こちとら女性経験がないおっさんなんだぞ!?
……そもそも、若い女性が住んでなかったと言い訳しておこう。
「あっ、つい……それで、なんなの?」
「あれはなぁ……悪いが、教えるのなしだ」
別に独り占めするつもりはないが、基本的に生物に備わる能力っていうのは種が生き残るための本能だと思う。

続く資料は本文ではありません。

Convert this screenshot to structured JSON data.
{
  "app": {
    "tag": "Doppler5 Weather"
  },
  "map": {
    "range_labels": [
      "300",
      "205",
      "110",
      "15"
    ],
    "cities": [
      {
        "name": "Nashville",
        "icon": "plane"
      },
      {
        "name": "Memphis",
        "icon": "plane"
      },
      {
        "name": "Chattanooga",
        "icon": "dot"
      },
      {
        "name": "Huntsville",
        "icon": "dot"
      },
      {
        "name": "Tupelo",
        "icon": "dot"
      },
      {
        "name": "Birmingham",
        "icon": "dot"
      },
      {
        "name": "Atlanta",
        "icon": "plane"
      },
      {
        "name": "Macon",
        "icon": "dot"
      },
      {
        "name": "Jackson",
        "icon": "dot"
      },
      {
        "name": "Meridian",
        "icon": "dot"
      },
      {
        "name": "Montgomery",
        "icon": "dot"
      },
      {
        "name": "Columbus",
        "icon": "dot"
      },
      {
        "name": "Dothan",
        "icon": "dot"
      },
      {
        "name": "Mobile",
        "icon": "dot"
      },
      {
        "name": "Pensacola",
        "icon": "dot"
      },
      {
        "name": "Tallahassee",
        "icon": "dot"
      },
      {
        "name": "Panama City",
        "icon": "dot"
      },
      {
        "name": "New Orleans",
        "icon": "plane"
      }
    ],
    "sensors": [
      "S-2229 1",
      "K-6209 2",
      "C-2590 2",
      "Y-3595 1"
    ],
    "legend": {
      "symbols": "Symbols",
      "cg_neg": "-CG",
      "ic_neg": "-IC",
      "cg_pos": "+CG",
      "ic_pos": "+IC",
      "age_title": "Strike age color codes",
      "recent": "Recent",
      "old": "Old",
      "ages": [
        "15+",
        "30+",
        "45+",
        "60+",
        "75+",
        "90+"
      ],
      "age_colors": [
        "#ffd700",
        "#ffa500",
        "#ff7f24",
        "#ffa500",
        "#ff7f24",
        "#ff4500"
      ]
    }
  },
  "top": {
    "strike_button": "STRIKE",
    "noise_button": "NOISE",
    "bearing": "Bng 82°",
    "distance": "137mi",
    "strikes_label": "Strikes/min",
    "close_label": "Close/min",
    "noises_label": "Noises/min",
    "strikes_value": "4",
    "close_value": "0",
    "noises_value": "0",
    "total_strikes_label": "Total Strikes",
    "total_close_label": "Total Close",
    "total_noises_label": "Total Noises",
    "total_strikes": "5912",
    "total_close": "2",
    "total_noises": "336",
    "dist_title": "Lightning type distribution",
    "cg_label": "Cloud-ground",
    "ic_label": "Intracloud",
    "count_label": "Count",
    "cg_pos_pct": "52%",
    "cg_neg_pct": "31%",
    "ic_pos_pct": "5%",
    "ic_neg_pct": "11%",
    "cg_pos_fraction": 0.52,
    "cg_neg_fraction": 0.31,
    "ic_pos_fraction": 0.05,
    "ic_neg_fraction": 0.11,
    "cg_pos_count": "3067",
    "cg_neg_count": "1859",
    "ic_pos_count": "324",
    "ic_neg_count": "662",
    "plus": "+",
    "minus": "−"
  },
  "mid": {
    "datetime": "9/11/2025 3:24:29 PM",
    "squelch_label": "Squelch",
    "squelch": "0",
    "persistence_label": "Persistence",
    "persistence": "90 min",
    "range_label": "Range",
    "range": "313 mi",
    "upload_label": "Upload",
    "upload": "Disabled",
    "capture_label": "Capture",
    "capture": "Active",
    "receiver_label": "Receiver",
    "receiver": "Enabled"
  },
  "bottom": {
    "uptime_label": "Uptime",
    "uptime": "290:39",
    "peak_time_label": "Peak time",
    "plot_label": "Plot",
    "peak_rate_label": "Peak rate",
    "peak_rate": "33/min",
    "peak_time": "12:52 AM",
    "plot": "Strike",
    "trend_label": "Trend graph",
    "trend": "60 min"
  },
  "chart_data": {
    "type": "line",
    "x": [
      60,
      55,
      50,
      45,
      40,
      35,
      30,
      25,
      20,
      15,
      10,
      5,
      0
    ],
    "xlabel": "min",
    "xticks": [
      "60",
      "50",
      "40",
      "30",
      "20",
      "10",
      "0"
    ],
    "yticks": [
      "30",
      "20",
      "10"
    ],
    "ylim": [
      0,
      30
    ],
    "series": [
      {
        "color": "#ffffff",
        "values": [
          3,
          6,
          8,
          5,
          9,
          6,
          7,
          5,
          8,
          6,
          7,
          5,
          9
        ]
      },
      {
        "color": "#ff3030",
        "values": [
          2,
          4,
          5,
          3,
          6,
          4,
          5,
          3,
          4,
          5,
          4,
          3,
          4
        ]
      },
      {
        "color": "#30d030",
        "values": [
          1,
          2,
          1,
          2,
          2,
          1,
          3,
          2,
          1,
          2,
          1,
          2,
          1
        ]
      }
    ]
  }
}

今回は俺がズルをして発見してしまったが、それを広めるのは乱獲されてまずい気がする。
「ふーん」
「い、いや、意地悪をしているわけではなく……」
「ううん、それはハンターとして当然よ。自分のやり方で、上手く獲れることを知ったんだから。あんまり広めるのは良くないし。私が言いたいのは、依頼を出すから欲しくなったら取ってきてくれるかってこと」
「……へぇ」
強引な感じだから、てっきり詰められる思ったが。
流石はA級ハンターということか。
「なによ?」
「いや、それくらいならお安い御用だよ」
「決まりねっ! それじゃあ、これからもよろしくねー」
「ああ、こちらこそ」
すると、他の三人も顔を向けてくる。
「ふんっ、儂も店ができた暁にはいうと良い」
「私はすでに約束したしな」
「では私がお供しましょうね」
「ええ、お待ちしてます」
すると、食事を終えたハクが俺の膝に乗ってくる。
俺を見上げ、『僕も一緒だよ!』とでも言いたそうだ。
「ワフッ!」
「ああ、ありがとな」
親父さんが死んでから、ずっと一人だったからかな……。
こうして、皆でワイワイ食事をする楽しさを忘れていた。
……良いものだな、一人じゃないというのは。